Le stime sono di fonte Aifa e sono l’effetto della proiezione su tutto l’anno dei dati di spesa gennaio-giugno, riportati nella serata di ieri dall’Agenzia sul proprio sito. Dati che evidenziano un rosso per la farmaceutica ospedaliera di 747,7 milioni in sei mesi, che proiettati su tutto l’anno portano appunto al mega disavanzo di 1,5 miliardi, potenzialmente riducibile ma solo di qualche decina di milioni con affinamenti dei conteggi, ma non di più. Anzi, a rendere ancora più a rischio la tenuta dei conti per l’acquisto di farmaci per gli ospedali, sarà l’ingresso di nuovi farmaci innovativi, a partire da quello per l’epatite C sul quale sono in corso le trattative per la negoziazione del prezzo.
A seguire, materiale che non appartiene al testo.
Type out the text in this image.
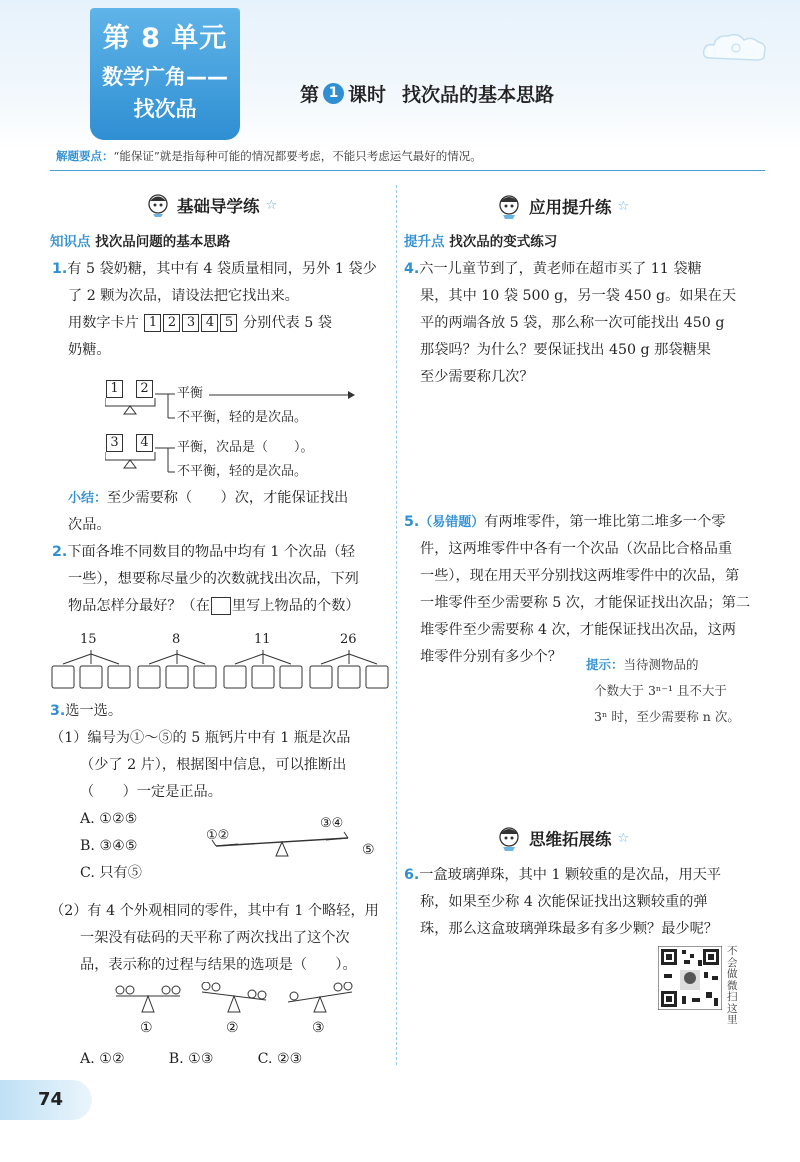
第 8 单元
数学广角——
找次品
第 1 课时 找次品的基本思路
解题要点：“能保证”就是指每种可能的情况都要考虑，不能只考虑运气最好的情况。
基础导学练 ☆
知识点 找次品问题的基本思路
1.有 5 袋奶糖，其中有 4 袋质量相同，另外 1 袋少
了 2 颗为次品，请设法把它找出来。
用数字卡片 1 2 3 4 5 分别代表 5 袋
奶糖。
1	2	平衡
不平衡，轻的是次品。
3	4	平衡，次品是（　　）。
不平衡，轻的是次品。
小结：至少需要称（　　）次，才能保证找出
次品。
2.下面各堆不同数目的物品中均有 1 个次品（轻
一些），想要称尽量少的次数就找出次品，下列
物品怎样分最好？（在 里写上物品的个数）
15	8	11	26
3.选一选。
（1）编号为①～⑤的 5 瓶钙片中有 1 瓶是次品
（少了 2 片），根据图中信息，可以推断出
（　　）一定是正品。
A. ①②⑤
B. ③④⑤
C. 只有⑤
①②
③④
⑤
（2）有 4 个外观相同的零件，其中有 1 个略轻，用
一架没有砝码的天平称了两次找出了这个次
品，表示称的过程与结果的选项是（　　）。
①	②	③
A. ①②	B. ①③	C. ②③
应用提升练 ☆
提升点 找次品的变式练习
4.六一儿童节到了，黄老师在超市买了 11 袋糖
果，其中 10 袋 500 g，另一袋 450 g。如果在天
平的两端各放 5 袋，那么称一次可能找出 450 g
那袋吗？为什么？要保证找出 450 g 那袋糖果
至少需要称几次？
5.（易错题）有两堆零件，第一堆比第二堆多一个零
件，这两堆零件中各有一个次品（次品比合格品重
一些），现在用天平分别找这两堆零件中的次品，第
一堆零件至少需要称 5 次，才能保证找出次品；第二
堆零件至少需要称 4 次，才能保证找出次品，这两
堆零件分别有多少个？	提示：当待测物品的
个数大于 3ⁿ⁻¹ 且不大于
3ⁿ 时，至少需要称 n 次。
思维拓展练 ☆
6.一盒玻璃弹珠，其中 1 颗较重的是次品，用天平
称，如果至少称 4 次能保证找出这颗较重的弹
珠，那么这盒玻璃弹珠最多有多少颗？最少呢？
不会做微扫这里
74
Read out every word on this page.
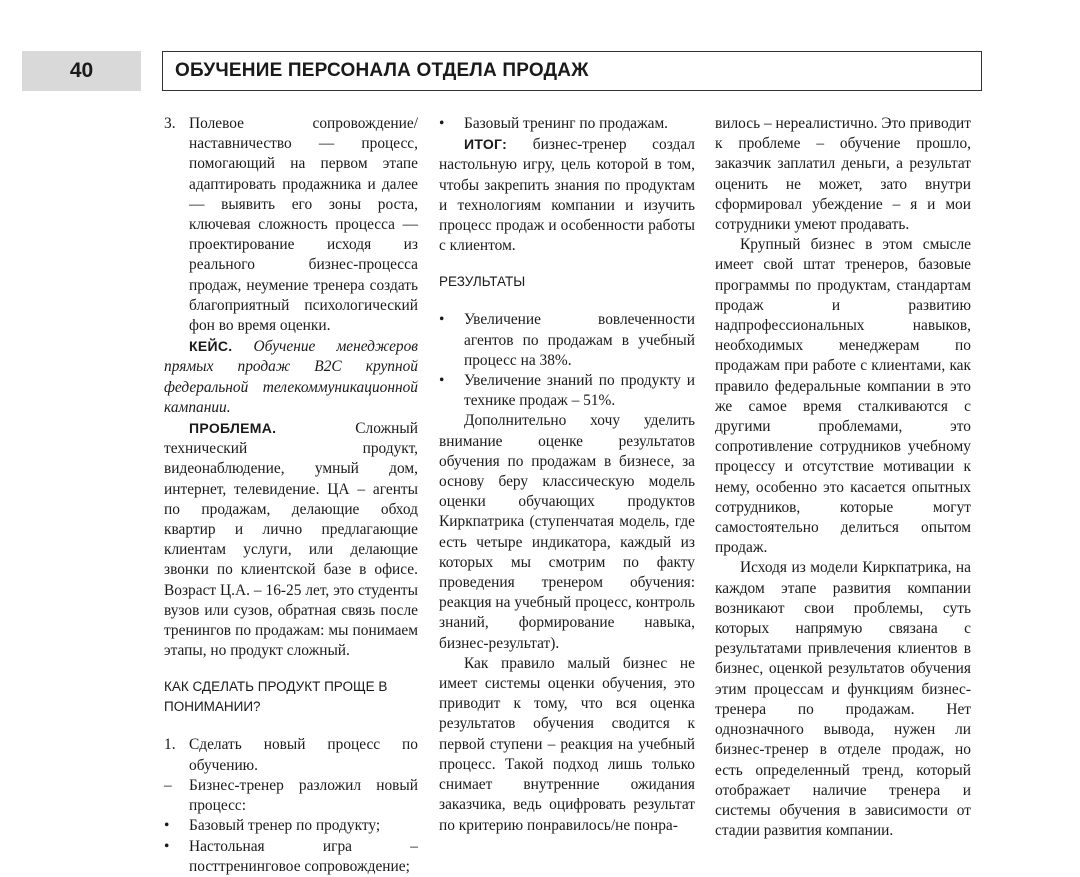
40	ОБУЧЕНИЕ ПЕРСОНАЛА ОТДЕЛА ПРОДАЖ
3. Полевое сопровождение/наставничество — процесс, помогающий на первом этапе адаптировать продажника и далее — выявить его зоны роста, ключевая сложность процесса — проектирование исходя из реального бизнес-процесса продаж, неумение тренера создать благоприятный психологический фон во время оценки.

КЕЙС. Обучение менеджеров прямых продаж B2C крупной федеральной телекоммуникационной кампании.

ПРОБЛЕМА. Сложный технический продукт, видеонаблюдение, умный дом, интернет, телевидение. ЦА – агенты по продажам, делающие обход квартир и лично предлагающие клиентам услуги, или делающие звонки по клиентской базе в офисе. Возраст Ц.А. – 16-25 лет, это студенты вузов или сузов, обратная связь после тренингов по продажам: мы понимаем этапы, но продукт сложный.

КАК СДЕЛАТЬ ПРОДУКТ ПРОЩЕ В ПОНИМАНИИ?

1. Сделать новый процесс по обучению.
–	Бизнес-тренер разложил новый процесс:
•	Базовый тренер по продукту;
•	Настольная игра – посттренинговое сопровождение;
•	Базовый тренинг по продажам.

ИТОГ: бизнес-тренер создал настольную игру, цель которой в том, чтобы закрепить знания по продуктам и технологиям компании и изучить процесс продаж и особенности работы с клиентом.

РЕЗУЛЬТАТЫ

•	Увеличение вовлеченности агентов по продажам в учебный процесс на 38%.
•	Увеличение знаний по продукту и технике продаж – 51%.

Дополнительно хочу уделить внимание оценке результатов обучения по продажам в бизнесе, за основу беру классическую модель оценки обучающих продуктов Киркпатрика (ступенчатая модель, где есть четыре индикатора, каждый из которых мы смотрим по факту проведения тренером обучения: реакция на учебный процесс, контроль знаний, формирование навыка, бизнес-результат).

Как правило малый бизнес не имеет системы оценки обучения, это приводит к тому, что вся оценка результатов обучения сводится к первой ступени – реакция на учебный процесс. Такой подход лишь только снимает внутренние ожидания заказчика, ведь оцифровать результат по критерию понравилось/не понра-

вилось – нереалистично. Это приводит к проблеме – обучение прошло, заказчик заплатил деньги, а результат оценить не может, зато внутри сформировал убеждение – я и мои сотрудники умеют продавать.

Крупный бизнес в этом смысле имеет свой штат тренеров, базовые программы по продуктам, стандартам продаж и развитию надпрофессиональных навыков, необходимых менеджерам по продажам при работе с клиентами, как правило федеральные компании в это же самое время сталкиваются с другими проблемами, это сопротивление сотрудников учебному процессу и отсутствие мотивации к нему, особенно это касается опытных сотрудников, которые могут самостоятельно делиться опытом продаж.

Исходя из модели Киркпатрика, на каждом этапе развития компании возникают свои проблемы, суть которых напрямую связана с результатами привлечения клиентов в бизнес, оценкой результатов обучения этим процессам и функциям бизнес-тренера по продажам. Нет однозначного вывода, нужен ли бизнес-тренер в отделе продаж, но есть определенный тренд, который отображает наличие тренера и системы обучения в зависимости от стадии развития компании.
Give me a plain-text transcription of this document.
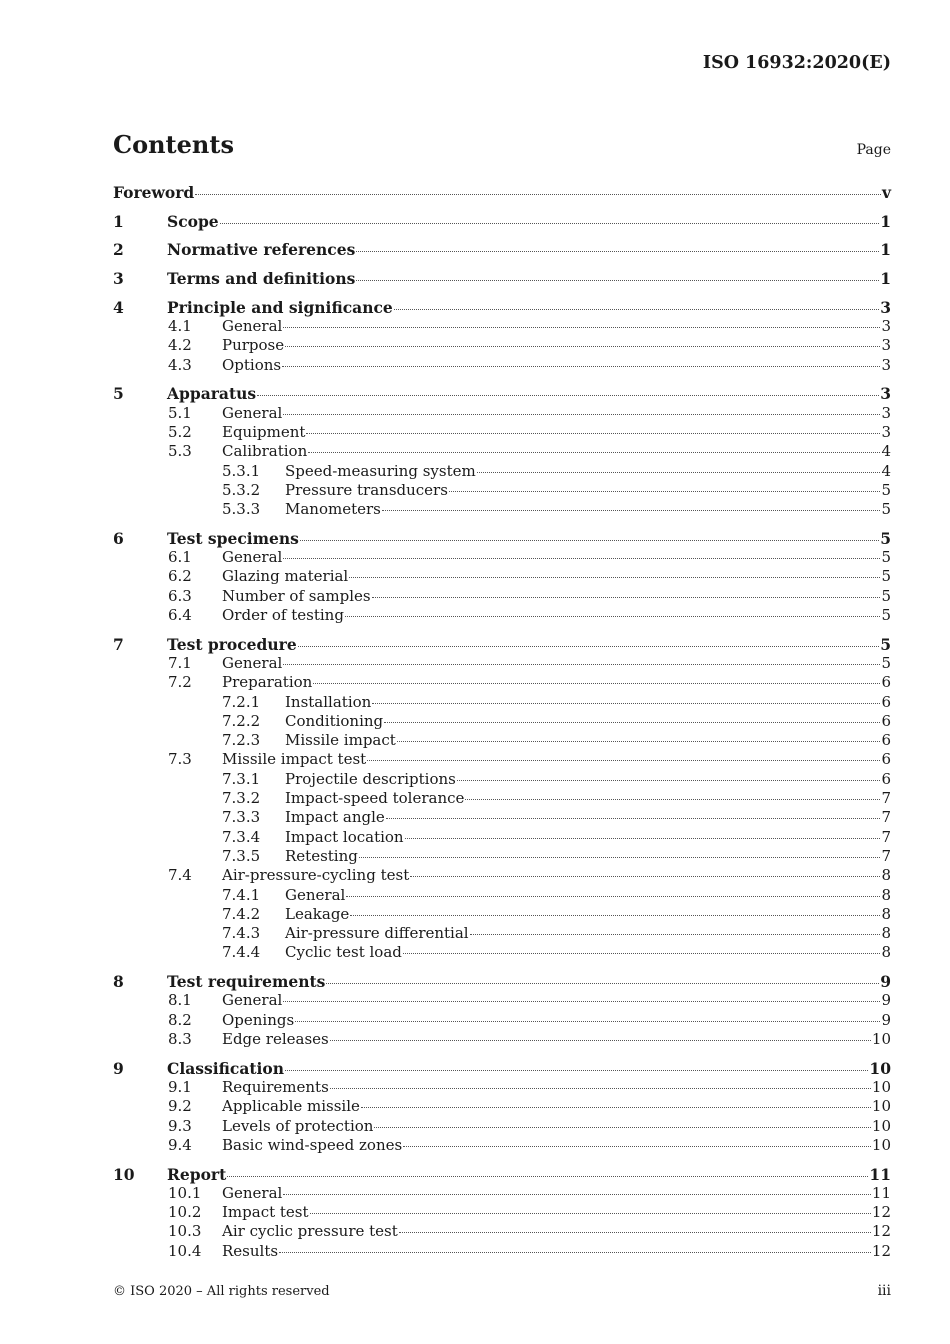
ISO 16932:2020(E)
Contents	Page
Foreword	v
1	Scope	1
2	Normative references	1
3	Terms and definitions	1
4	Principle and significance	3
4.1 General	3
4.2 Purpose	3
4.3 Options	3
5	Apparatus	3
5.1 General	3
5.2 Equipment	3
5.3 Calibration	4
5.3.1 Speed-measuring system	4
5.3.2 Pressure transducers	5
5.3.3 Manometers	5
6	Test specimens	5
6.1 General	5
6.2 Glazing material	5
6.3 Number of samples	5
6.4 Order of testing	5
7	Test procedure	5
7.1 General	5
7.2 Preparation	6
7.2.1 Installation	6
7.2.2 Conditioning	6
7.2.3 Missile impact	6
7.3 Missile impact test	6
7.3.1 Projectile descriptions	6
7.3.2 Impact-speed tolerance	7
7.3.3 Impact angle	7
7.3.4 Impact location	7
7.3.5 Retesting	7
7.4 Air-pressure-cycling test	8
7.4.1 General	8
7.4.2 Leakage	8
7.4.3 Air-pressure differential	8
7.4.4 Cyclic test load	8
8	Test requirements	9
8.1 General	9
8.2 Openings	9
8.3 Edge releases	10
9	Classification	10
9.1 Requirements	10
9.2 Applicable missile	10
9.3 Levels of protection	10
9.4 Basic wind-speed zones	10
10 Report	11
10.1 General	11
10.2 Impact test	12
10.3 Air cyclic pressure test	12
10.4 Results	12
© ISO 2020 – All rights reserved	iii
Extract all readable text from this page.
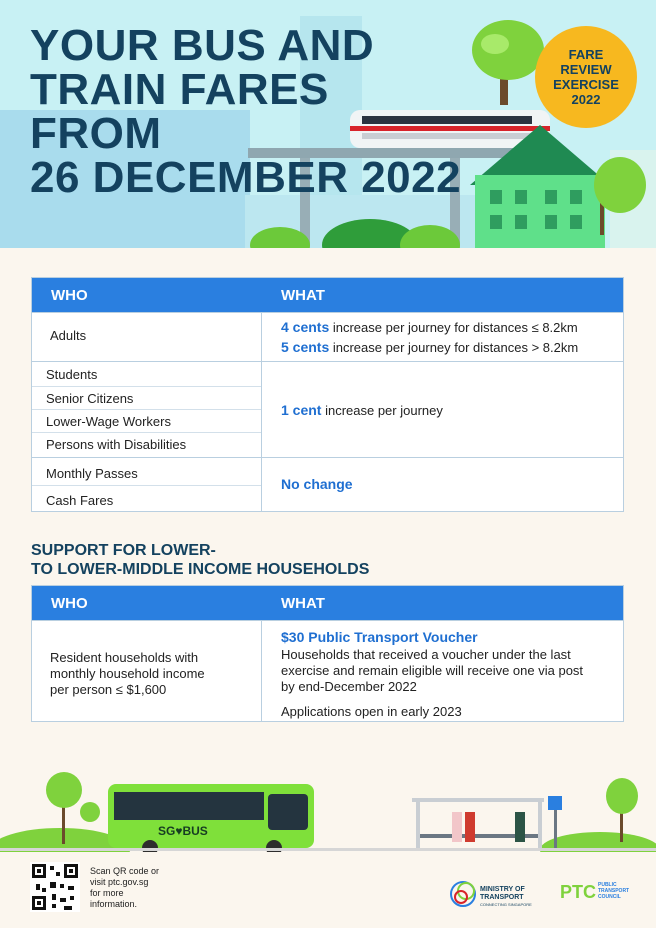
YOUR BUS AND
TRAIN FARES
FROM
26 DECEMBER 2022
FARE
REVIEW
EXERCISE
2022
WHO	WHAT
Adults
4 cents increase per journey for distances ≤ 8.2km
5 cents increase per journey for distances > 8.2km
Students
Senior Citizens
Lower-Wage Workers
Persons with Disabilities
1 cent increase per journey
Monthly Passes
Cash Fares
No change
SUPPORT FOR LOWER-
TO LOWER-MIDDLE INCOME HOUSEHOLDS
WHO	WHAT
Resident households with
monthly household income
per person ≤ $1,600
$30 Public Transport Voucher
Households that received a voucher under the last
exercise and remain eligible will receive one via post
by end-December 2022
Applications open in early 2023
SG♥BUS
Scan QR code or
visit ptc.gov.sg
for more
information.
MINISTRY OF
TRANSPORT
CONNECTING SINGAPORE
PTC PUBLIC
TRANSPORT
COUNCIL
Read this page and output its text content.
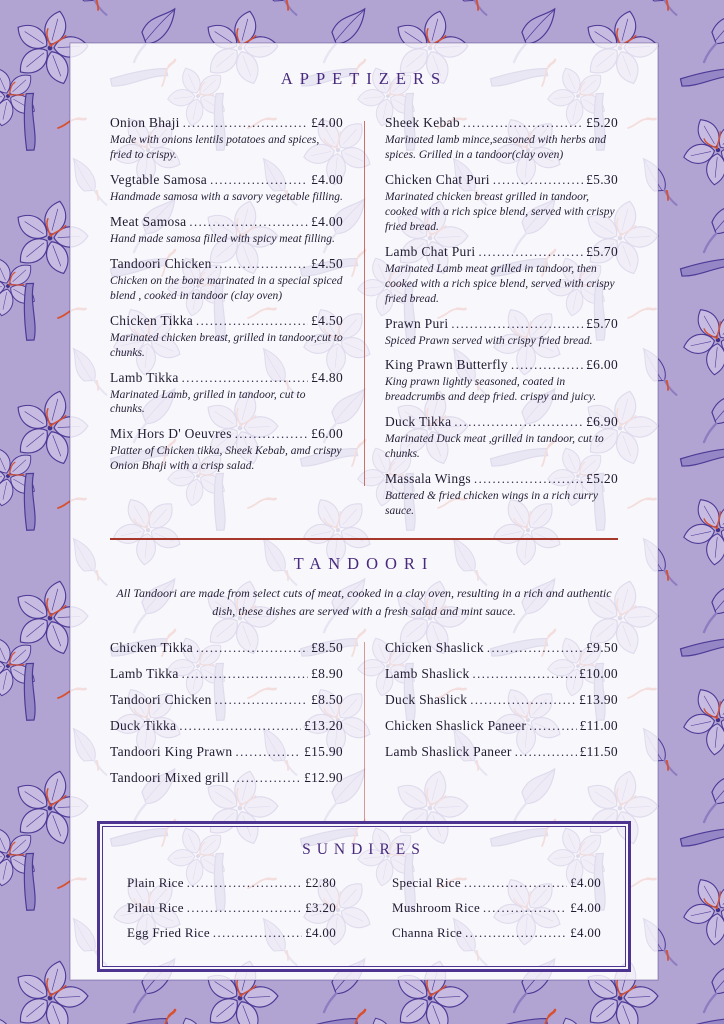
APPETIZERS
Onion Bhaji .....	£4.00
Made with onions lentils potatoes and spices, fried to crispy.
Vegtable Samosa .....	£4.00
Handmade samosa with a savory vegetable filling.
Meat Samosa .....	£4.00
Hand made samosa filled with spicy meat filling.
Tandoori Chicken .....	£4.50
Chicken on the bone marinated in a special spiced blend , cooked in tandoor (clay oven)
Chicken Tikka .....	£4.50
Marinated chicken breast, grilled in tandoor,cut to chunks.
Lamb Tikka .....	£4.80
Marinated Lamb, grilled in tandoor, cut to chunks.
Mix Hors D' Oeuvres .....	£6.00
Platter of Chicken tikka, Sheek Kebab, amd crispy Onion Bhaji with a crisp salad.
Sheek Kebab .....	£5.20
Marinated lamb mince,seasoned with herbs and spices. Grilled in a tandoor(clay oven)
Chicken Chat Puri .....	£5.30
Marinated chicken breast grilled in tandoor, cooked with a rich spice blend, served with crispy fried bread.
Lamb Chat Puri .....	£5.70
Marinated Lamb meat grilled in tandoor, then cooked with a rich spice blend, served with crispy fried bread.
Prawn Puri .....	£5.70
Spiced Prawn served with crispy fried bread.
King Prawn Butterfly .....	£6.00
King prawn lightly seasoned, coated in breadcrumbs and deep fried. crispy and juicy.
Duck Tikka .....	£6.90
Marinated Duck meat ,grilled in tandoor, cut to chunks.
Massala Wings .....	£5.20
Battered & fried chicken wings in a rich curry sauce.
TANDOORI

All Tandoori are made from select cuts of meat, cooked in a clay oven, resulting in a rich and authentic dish, these dishes are served with a fresh salad and mint sauce.

Chicken Tikka .....	£8.50
Lamb Tikka .....	£8.90
Tandoori Chicken .....	£8.50
Duck Tikka .....	£13.20
Tandoori King Prawn .....	£15.90
Tandoori Mixed grill .....	£12.90
Chicken Shaslick .....	£9.50
Lamb Shaslick .....	£10.00
Duck Shaslick .....	£13.90
Chicken Shaslick Paneer .....	£11.00
Lamb Shaslick Paneer .....	£11.50
SUNDIRES
Plain Rice .....	£2.80
Pilau Rice .....	£3.20
Egg Fried Rice .....	£4.00
Special Rice .....	£4.00
Mushroom Rice .....	£4.00
Channa Rice .....	£4.00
Potenzialmente, se (se) questo farmaco dovesse entrare in prontuario già da ottobre, potrebbe comportare maggiori costi anche fino a 100-200 milioni, per salire a 600-800 milioni l’anno per sei anni a partire dal 2015.
Fatto sta che l’asticella del tetto di spesa (3,5% di tutto il Fondo sanitario) a giugno è stato ampiamente superato: è al 4,77%. Con tutte le regioni (eccetto Valle d’Aosta e provincia di Trento) in rosso, dai 99 milioni della Puglia ai quasi 2 milioni del Molise. Segno, in ogni caso, di un tetto di spesa largamente insufficiente, a partire dall’ingresso dei nuovi farmaci e dall’irrompere dei biotecnologici che ormai hanno un impatto pari a quello delle molecole, laddove qualche anno fa valevano il 20% del mercato.
Ad attenuare, ma per un altro verso, l’andamento della spesa farmaceutica pubblica totale è stato il mercato di quella convenzionata in farmacia, sebbene anche in questo caso in maniera differenziata tra le regioni. Nei primi sei mesi dell’anno la spesa farmaceutica convenzionata netta ha fatto segnare un calo del 3,4% rispetto al primo semestre del 2013 attestandosi all’11,02% rispetto a un tetto dell’11,35%: 183,7 milioni in meno, pari a circa 360 milioni nella proiezione su 12 mesi, con un calo massimo del 10,4% in Sicilia e un picco dell’1,6% a Bolzano. Nello stesso tempo però le ricette sono cresciute ancora dello 0,3% (1,6 milioni in più in ragione d’anno) e la compartecipazione degli italiani (ticket e prezzo di riferimento) ha fatto incassare alle regioni 760 milioni (oltre 1,5 miliardi nell’anno), con un aumento complessivo del 3,6%. Per la spesa in farmacia sono state sette le regioni che hanno speso finora più del budget e sono non a caso tutte da Roma in giù, quattro commissariate. Nell’ordine si tratta di: Sardegna (tetto al 14%), Calabria, Campania, Puglia, Lazio, Abruzzo e Sicilia.